Evaluating machine learning algorithms to classify forest tree species through satellite imagery

Recent events indicate an uptick in forest fires in the western United States, prompting cities and organizations to develop a better understanding of forests and how to manage them. Tree species classification is important for forest management and carbon sequestration analysis. Currently, remote sensing stands as the prevalent method for the classification of tree species, land cover, etc. Researchers often use machine learning techniques for classification and general remote sensing. We hypothesized that it is possible to classify forest tree species with high classification accuracy using solely RGB values as the inputs for the machine learning models.
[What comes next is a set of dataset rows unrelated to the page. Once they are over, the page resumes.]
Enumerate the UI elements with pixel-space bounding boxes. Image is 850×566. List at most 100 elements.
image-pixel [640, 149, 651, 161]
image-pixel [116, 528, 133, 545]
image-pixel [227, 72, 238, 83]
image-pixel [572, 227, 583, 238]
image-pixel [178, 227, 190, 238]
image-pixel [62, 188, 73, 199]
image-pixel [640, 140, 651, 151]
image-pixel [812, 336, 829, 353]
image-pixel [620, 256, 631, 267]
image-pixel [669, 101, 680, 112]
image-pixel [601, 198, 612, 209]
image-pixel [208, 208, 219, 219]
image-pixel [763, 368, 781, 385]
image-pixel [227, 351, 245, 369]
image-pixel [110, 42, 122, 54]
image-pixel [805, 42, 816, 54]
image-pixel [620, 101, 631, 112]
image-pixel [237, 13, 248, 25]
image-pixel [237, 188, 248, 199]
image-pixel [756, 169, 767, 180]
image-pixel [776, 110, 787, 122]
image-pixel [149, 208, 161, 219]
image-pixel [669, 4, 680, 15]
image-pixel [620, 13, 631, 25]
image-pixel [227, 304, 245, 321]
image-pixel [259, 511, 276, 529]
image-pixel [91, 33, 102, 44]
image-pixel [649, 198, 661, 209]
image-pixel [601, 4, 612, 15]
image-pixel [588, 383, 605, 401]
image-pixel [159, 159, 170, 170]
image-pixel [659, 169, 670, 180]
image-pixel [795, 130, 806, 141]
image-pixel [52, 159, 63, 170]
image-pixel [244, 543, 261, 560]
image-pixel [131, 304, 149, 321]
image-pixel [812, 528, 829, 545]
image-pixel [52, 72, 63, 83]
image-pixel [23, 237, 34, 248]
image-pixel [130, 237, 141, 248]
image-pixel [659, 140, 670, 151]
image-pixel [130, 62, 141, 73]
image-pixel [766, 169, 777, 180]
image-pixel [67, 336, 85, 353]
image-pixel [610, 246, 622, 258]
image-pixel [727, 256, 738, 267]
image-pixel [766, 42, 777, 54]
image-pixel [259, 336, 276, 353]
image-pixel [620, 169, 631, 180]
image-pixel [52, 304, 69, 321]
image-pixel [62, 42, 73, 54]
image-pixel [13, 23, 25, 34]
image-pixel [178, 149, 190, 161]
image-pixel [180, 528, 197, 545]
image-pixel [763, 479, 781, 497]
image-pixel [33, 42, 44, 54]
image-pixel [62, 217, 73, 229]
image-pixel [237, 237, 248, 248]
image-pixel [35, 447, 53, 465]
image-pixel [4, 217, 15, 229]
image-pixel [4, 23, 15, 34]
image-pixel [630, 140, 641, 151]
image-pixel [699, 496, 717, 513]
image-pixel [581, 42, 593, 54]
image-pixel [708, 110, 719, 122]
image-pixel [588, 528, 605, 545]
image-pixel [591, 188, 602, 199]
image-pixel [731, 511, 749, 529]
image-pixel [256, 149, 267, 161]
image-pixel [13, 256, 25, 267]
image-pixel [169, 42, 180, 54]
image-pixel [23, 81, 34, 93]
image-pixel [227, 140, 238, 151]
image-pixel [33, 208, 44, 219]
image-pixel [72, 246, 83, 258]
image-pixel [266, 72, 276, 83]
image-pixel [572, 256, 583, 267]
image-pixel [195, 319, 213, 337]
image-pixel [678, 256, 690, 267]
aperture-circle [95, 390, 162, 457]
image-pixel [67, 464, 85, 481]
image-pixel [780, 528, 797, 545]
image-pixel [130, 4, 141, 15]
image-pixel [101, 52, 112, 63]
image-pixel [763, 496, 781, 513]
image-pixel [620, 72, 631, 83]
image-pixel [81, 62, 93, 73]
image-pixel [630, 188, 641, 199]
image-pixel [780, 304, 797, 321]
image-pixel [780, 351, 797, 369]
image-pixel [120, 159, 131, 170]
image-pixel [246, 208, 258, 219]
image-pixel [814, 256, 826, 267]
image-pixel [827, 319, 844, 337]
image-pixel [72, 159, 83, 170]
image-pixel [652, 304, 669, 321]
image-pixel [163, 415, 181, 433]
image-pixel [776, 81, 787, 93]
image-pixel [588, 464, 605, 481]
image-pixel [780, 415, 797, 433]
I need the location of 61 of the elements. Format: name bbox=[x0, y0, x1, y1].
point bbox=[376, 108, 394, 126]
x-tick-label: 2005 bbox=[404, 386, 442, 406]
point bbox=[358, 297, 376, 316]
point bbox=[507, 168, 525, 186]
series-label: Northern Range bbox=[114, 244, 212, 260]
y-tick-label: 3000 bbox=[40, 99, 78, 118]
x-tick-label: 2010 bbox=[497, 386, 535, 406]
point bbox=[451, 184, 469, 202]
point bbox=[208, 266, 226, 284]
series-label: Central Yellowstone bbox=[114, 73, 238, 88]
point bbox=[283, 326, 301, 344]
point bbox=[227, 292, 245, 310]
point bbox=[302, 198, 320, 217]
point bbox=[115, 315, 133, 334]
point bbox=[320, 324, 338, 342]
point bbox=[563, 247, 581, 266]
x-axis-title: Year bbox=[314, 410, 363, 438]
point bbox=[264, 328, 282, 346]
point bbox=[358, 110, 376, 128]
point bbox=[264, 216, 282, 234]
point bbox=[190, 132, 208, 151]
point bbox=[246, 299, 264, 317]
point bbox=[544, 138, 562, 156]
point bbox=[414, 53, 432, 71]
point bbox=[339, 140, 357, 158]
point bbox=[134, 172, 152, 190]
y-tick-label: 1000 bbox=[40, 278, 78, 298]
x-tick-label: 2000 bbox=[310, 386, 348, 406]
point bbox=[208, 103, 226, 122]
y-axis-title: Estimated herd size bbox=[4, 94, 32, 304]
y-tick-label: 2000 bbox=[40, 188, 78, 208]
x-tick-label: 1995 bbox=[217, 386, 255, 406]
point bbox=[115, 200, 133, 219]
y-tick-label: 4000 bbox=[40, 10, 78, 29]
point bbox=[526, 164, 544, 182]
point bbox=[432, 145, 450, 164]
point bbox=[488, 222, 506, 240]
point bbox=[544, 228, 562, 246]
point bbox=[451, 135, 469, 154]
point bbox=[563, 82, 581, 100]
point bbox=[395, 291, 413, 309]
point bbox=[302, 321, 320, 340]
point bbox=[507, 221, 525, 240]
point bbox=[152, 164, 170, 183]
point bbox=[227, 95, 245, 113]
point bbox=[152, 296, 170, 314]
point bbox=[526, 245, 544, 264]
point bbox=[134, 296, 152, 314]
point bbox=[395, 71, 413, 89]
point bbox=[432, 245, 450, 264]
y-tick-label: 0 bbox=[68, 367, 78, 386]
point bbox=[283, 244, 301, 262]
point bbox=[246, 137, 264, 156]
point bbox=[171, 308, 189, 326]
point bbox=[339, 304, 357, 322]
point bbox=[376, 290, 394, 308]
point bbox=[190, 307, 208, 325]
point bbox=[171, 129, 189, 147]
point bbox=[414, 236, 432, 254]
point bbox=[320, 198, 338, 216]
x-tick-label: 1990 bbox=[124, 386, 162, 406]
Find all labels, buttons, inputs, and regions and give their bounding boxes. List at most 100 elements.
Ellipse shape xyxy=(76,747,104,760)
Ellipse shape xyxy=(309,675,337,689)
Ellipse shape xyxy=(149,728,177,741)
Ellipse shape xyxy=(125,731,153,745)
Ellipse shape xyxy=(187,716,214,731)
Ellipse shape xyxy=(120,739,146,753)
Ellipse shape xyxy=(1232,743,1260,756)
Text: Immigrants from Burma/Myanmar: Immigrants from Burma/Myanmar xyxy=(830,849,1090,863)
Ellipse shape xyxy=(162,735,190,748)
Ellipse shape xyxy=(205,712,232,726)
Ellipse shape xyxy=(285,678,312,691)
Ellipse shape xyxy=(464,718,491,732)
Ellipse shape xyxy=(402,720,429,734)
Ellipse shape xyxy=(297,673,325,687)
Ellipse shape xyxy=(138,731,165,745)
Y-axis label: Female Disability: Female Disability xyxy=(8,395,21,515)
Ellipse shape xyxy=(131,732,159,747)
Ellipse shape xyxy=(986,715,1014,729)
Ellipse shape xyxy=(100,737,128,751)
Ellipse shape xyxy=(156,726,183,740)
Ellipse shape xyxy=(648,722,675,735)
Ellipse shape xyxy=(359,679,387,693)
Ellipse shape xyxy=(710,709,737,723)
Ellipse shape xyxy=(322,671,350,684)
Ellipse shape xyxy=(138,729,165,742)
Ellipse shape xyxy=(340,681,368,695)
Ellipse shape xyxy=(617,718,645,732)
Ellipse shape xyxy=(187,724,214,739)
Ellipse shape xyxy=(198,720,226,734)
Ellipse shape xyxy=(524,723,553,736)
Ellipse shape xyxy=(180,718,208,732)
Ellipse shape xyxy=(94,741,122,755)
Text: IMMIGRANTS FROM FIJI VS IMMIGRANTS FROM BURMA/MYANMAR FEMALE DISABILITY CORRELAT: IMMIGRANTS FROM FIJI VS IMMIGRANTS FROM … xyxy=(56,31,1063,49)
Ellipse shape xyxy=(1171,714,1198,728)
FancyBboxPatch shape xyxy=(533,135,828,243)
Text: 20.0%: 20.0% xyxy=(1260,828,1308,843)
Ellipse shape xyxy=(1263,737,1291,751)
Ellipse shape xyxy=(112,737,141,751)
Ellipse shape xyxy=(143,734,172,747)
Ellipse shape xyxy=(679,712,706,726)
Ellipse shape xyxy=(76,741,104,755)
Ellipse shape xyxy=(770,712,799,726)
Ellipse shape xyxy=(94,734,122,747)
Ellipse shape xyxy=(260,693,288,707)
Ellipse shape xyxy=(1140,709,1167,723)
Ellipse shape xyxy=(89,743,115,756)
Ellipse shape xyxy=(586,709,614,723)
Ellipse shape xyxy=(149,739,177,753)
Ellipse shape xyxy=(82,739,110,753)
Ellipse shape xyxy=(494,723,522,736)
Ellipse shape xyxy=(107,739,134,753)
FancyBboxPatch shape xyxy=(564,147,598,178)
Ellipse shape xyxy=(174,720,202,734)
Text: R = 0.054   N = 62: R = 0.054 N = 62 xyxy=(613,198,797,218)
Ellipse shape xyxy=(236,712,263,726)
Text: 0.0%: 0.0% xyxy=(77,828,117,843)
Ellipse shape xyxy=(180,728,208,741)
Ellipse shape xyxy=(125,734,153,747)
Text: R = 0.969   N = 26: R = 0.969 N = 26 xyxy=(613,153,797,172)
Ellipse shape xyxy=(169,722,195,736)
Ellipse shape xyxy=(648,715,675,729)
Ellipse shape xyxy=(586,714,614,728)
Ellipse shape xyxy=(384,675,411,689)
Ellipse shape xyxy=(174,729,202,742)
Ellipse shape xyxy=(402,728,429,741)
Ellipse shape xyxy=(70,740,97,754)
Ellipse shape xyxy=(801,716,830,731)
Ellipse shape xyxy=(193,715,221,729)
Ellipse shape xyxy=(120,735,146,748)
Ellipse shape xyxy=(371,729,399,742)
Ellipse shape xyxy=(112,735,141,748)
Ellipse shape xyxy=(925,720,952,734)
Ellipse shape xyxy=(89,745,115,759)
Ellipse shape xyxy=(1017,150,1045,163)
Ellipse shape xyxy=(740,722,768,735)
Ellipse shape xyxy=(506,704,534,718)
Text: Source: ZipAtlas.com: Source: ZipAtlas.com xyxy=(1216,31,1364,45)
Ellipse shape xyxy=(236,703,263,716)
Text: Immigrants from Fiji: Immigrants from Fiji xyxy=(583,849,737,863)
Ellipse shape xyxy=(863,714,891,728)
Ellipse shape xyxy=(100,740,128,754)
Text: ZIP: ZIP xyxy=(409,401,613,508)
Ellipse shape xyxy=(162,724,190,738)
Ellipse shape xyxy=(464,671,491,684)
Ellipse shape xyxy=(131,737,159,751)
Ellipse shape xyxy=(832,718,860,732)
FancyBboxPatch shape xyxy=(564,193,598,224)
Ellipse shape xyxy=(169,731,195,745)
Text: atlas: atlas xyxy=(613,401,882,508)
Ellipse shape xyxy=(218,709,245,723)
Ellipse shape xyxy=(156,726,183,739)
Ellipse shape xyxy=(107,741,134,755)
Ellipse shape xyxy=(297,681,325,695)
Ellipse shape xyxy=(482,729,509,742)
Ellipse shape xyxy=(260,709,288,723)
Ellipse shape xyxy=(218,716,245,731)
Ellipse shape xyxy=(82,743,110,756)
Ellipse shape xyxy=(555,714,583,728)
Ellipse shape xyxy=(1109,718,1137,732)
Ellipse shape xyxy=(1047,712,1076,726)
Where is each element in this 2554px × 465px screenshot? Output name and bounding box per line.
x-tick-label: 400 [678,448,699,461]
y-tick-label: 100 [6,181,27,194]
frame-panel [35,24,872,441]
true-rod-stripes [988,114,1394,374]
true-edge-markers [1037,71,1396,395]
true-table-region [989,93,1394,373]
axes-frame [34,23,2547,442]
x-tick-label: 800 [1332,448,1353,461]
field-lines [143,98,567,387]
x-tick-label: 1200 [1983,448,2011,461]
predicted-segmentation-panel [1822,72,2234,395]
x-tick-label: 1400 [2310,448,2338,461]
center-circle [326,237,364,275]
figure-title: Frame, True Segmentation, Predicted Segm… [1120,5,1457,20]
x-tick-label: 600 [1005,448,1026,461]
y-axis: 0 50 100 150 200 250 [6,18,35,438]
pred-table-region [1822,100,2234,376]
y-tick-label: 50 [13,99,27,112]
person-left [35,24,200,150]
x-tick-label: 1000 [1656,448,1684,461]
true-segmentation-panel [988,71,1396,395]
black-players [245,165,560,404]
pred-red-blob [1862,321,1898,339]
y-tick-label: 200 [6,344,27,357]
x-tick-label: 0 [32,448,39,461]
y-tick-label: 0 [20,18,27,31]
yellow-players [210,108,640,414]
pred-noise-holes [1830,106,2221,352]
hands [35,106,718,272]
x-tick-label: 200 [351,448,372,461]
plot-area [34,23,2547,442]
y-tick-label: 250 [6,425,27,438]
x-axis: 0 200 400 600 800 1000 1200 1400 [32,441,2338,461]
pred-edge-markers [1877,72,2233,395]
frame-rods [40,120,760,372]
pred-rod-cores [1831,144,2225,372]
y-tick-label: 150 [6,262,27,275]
We experimented with different machine learning algorithms such as Random Forest (RF), k-Nearest Neighbors (kNN), Gradient Boosting (GB), and Linear Discriminant Analysis (LDA) to classify forest tree species, specifically through multispectral Landsat 8 satellite imagery. Each algorithm was trained and validated using the same dataset and satellite imagery of the same region. Our findings indicated RF had the highest classification accuracy of 95.4% for validation on the same general region it trained on. kNN, GB, and LDA had classification accuracies of 81.6%, 76.4%, and 64.6%, respectively. Based on these results, we concluded that RF is the more accurate algorithm for classifying tree species through RGB satellite imagery. Our findings also indicate that model training and inference on the same general region result in higher classification accuracy. However, as the inference region changes, the classification accuracy reduces. In such cases, additional predictor variables, including trunk diameter, crown shape, and vegetation indices, could be introduced to improve classification accuracy.